Le bourg à l’urbanisme chaotique, qui s’étend sur environ 3 km de long, compte aujourd’hui 12 hypermarchés, 24 stationnements pour poids lourds, 261 commerces, 14 stations-services et 10 hôtels.

« La prostitution s’est développée à cause du nombre de camionneurs qui séjournent ici. Mais l’ouverture du Paradise a transformé la ville en destination touristique. Stations d’essence, magasins de vêtements, épiceries… la ville est remplie de commerces pour les touristes. »
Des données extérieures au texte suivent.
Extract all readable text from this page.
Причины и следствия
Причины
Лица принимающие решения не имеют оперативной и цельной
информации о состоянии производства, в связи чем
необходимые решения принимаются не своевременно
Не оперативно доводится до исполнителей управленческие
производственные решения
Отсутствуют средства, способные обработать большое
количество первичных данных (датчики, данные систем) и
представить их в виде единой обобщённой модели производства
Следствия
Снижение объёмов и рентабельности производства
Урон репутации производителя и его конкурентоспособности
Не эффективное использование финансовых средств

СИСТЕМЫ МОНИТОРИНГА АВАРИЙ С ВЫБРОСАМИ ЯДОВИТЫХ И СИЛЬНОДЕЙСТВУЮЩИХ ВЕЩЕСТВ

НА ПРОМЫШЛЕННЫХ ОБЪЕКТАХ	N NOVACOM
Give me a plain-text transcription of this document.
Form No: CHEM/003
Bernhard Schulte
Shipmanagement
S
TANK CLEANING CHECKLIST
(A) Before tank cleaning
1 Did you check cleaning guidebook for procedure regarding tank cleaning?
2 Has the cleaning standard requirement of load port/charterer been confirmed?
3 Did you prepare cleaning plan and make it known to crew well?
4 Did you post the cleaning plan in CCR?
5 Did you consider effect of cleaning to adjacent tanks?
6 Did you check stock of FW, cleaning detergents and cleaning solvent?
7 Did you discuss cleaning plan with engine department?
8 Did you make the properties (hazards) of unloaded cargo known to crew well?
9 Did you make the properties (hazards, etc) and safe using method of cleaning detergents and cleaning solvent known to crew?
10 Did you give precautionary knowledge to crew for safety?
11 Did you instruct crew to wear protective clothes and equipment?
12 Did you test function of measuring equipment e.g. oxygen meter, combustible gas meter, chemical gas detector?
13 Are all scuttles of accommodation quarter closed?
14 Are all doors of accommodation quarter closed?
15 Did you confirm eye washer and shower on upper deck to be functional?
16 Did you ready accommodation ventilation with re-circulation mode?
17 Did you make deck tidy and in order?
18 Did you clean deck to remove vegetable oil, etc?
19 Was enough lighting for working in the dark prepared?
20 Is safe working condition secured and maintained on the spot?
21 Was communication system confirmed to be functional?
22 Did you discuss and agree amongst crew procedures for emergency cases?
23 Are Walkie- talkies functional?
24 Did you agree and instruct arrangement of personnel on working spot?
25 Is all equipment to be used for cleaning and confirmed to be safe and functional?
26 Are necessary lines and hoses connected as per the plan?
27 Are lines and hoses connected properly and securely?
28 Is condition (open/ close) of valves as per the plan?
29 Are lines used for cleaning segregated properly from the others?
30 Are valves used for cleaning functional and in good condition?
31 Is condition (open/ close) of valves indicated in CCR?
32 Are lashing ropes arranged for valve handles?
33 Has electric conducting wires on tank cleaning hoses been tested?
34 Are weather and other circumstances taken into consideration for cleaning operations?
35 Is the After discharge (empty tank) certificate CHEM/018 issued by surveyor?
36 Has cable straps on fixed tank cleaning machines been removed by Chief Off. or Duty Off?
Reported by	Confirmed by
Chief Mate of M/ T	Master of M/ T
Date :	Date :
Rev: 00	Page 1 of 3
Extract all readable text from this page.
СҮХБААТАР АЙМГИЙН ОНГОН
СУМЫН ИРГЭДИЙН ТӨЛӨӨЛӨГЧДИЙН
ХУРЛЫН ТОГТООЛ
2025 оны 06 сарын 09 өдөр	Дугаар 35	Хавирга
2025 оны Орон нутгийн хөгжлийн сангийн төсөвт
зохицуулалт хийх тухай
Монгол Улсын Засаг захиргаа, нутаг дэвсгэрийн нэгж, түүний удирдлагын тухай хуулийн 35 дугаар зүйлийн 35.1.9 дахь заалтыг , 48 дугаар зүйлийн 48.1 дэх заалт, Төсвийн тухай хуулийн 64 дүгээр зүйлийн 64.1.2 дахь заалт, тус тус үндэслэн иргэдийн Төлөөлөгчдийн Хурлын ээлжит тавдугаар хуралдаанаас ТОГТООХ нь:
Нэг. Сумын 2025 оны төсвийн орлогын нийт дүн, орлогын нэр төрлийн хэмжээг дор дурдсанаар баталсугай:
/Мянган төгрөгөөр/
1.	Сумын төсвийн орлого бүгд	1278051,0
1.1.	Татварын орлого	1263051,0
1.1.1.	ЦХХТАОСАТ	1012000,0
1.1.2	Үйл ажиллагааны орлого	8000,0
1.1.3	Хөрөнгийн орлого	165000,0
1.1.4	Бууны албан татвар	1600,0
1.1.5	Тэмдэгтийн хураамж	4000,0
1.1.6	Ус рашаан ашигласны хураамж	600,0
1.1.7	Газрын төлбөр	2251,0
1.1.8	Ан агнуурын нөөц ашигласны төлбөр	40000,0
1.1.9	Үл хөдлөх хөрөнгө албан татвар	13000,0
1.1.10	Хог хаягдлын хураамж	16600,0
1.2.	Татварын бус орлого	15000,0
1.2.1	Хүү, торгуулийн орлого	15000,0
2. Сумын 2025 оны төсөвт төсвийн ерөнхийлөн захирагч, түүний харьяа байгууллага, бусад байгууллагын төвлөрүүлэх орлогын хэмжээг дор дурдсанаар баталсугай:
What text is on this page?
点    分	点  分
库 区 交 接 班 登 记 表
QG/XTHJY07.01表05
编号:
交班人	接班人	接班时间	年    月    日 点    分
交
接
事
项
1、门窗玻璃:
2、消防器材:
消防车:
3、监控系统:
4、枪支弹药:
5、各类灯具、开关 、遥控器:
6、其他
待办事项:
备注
— Alfons Sanchez, inspecteur en chef des Mossos d’Esquadra

Prostitution bon marché

Avec ses 80 chambres et quelque 200 prostituées, le Club Paradise est la plus connue et la plus fréquentée des maisons closes de La Jonquera. Le bordel, comme les autres de la région, opère en toute légalité puisqu’en Espagne, si le proxénétisme est interdit, la prostitution, elle, est légale. Les maisons closes comme le Club Paradise, qui tirent une grande partie de leurs profits de la vente d’alcool, louent donc des chambres aux prostituées, qui sont libres de fixer leurs prix (en général, environ 55 euros pour une relation sexuelle complète de 30 minutes).

Dès 17 h, les clients commencent à affluer au Club Paradise. La majorité sont des Français. Ils viennent en groupe ou seuls. Certains ont tout juste l’âge de la majorité.

Les lois françaises entourant la prostitution sont en effet beaucoup plus strictes qu’en Espagne. En France, l’exercice de la prostitution et le racolage sont permis, mais l’achat de services sexuels est illégal et réprimé depuis avril 2016. Les clients sont donc passibles d’une amende de 1500 euros et de 3750 euros en cas de récidive. Le proxénétisme et les maisons closes, eux, sont interdits.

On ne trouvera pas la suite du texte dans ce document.